Well, this is factually wrong. That is just some clinicians thinking that their approach is the best, but extending that idea - wrongly - to become "All other approaches are invalid".
Taken verbatim from the NICE guidelines for the assessment of ASD, "Diagnostic assessment, which in the UK uses ICD-10, is often within a multi-disciplinary team but at a minimum is by a qualified clinician, usually a clinical psychologist, psychiatrist or neurologist." From the document: Autism Recognition, referral, diagnosis and management of adults on the autism spectrum, National Clinical Guideline Number 142, p. 25.
I think there is a welter of problems regarding diagnosis and support. The NHS seem to have chosen the most long-winded and expensive method of making adult autism diagnosis. Firstly, it seems to be based on that used for children, with very little modification for application to adults. Secondly, it involves a team of clinicians and takes a long time, therefore it is expensive and allows ridiculous backlogs to build up. This has been recognised by the NHS increasingly paying for private assessments that are quicker and often employ only one, suitably qualified, clinician (the 'Right to Choose' scheme).
Many employers, local governments, social services and educational institutions etc. have no idea what constitutes a valid autism diagnosis and entirely wrongly deny people support that they are fully entitled to. Very often some incompetent pen-pusher makes up erroneous rules, unfortunately, they are not often challenged, as they ought to be.
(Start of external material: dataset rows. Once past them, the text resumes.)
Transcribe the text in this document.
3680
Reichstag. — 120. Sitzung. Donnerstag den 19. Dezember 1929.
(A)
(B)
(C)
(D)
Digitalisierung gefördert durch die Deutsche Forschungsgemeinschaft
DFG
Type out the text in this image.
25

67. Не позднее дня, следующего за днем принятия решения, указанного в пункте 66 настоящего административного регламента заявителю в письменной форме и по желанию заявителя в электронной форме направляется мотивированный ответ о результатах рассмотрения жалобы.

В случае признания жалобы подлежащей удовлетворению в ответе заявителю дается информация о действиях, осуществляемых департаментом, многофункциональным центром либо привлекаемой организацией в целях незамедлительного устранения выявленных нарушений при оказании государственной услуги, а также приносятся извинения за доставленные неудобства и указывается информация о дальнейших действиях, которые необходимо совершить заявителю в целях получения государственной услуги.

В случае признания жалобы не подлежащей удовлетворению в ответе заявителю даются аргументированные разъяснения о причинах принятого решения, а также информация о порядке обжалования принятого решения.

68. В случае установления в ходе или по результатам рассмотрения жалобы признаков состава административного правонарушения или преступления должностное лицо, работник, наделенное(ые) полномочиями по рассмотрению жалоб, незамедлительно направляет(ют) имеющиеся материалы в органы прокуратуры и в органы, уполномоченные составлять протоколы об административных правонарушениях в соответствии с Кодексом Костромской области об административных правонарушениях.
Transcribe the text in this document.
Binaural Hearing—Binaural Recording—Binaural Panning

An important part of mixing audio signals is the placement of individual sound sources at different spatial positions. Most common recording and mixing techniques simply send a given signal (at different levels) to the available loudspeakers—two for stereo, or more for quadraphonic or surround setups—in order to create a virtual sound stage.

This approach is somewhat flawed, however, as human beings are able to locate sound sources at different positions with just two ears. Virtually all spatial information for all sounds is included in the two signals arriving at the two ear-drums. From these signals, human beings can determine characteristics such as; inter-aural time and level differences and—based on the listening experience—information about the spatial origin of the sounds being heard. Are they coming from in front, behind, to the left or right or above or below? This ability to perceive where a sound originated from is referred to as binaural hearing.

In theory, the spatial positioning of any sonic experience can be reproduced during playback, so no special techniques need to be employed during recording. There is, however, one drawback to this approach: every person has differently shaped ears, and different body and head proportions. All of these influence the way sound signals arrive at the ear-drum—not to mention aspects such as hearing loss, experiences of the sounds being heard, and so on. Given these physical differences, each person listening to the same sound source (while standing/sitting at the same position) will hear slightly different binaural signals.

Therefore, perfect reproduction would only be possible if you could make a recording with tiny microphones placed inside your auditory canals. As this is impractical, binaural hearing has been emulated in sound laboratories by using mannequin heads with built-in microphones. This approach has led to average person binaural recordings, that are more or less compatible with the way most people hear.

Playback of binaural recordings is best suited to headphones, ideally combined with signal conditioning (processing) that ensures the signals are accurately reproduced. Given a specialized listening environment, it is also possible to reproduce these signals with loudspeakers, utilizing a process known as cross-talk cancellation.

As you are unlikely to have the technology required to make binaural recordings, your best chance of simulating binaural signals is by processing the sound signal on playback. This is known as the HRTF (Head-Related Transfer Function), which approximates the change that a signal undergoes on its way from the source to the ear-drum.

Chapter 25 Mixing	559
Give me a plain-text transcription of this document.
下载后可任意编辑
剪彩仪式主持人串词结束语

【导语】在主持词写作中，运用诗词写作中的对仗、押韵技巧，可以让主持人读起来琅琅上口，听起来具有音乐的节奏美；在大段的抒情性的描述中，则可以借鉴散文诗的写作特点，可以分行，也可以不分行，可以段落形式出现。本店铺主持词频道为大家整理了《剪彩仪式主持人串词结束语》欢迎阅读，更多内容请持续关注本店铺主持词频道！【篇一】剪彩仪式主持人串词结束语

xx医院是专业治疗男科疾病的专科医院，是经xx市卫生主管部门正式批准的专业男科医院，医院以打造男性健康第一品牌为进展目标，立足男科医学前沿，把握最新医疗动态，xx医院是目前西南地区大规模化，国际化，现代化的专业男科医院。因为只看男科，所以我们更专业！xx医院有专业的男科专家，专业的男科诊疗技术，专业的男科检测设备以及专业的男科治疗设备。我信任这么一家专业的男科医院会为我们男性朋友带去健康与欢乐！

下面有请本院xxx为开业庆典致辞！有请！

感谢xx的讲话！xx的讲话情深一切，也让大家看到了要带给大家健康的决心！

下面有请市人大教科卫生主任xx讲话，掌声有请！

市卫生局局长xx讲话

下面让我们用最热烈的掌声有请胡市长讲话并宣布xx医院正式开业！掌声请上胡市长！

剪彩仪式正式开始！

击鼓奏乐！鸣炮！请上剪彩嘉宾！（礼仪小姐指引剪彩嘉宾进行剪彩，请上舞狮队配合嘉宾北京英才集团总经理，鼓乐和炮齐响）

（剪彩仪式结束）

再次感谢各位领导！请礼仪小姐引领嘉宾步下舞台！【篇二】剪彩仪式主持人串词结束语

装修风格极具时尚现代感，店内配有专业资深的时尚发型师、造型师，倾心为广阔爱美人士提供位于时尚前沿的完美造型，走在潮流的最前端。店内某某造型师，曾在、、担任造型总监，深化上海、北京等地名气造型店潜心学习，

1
Grogu's Dad said:i get the feeling it can be a bit of a lottery how the assessment and follow up support process plays out
It certainly seems to be with the NHS. They are mostly well meaning but under resourced and seriously overworked so the quality of the service is variable at best.
If you can afford it I would recommend going private and get a therapist who has experience of working with autists.
To discuss the different methods of assessment in depth you probably need to speak to a psychologist of psychiatist who specialises in that field, but that will cost quite a bit I suspect.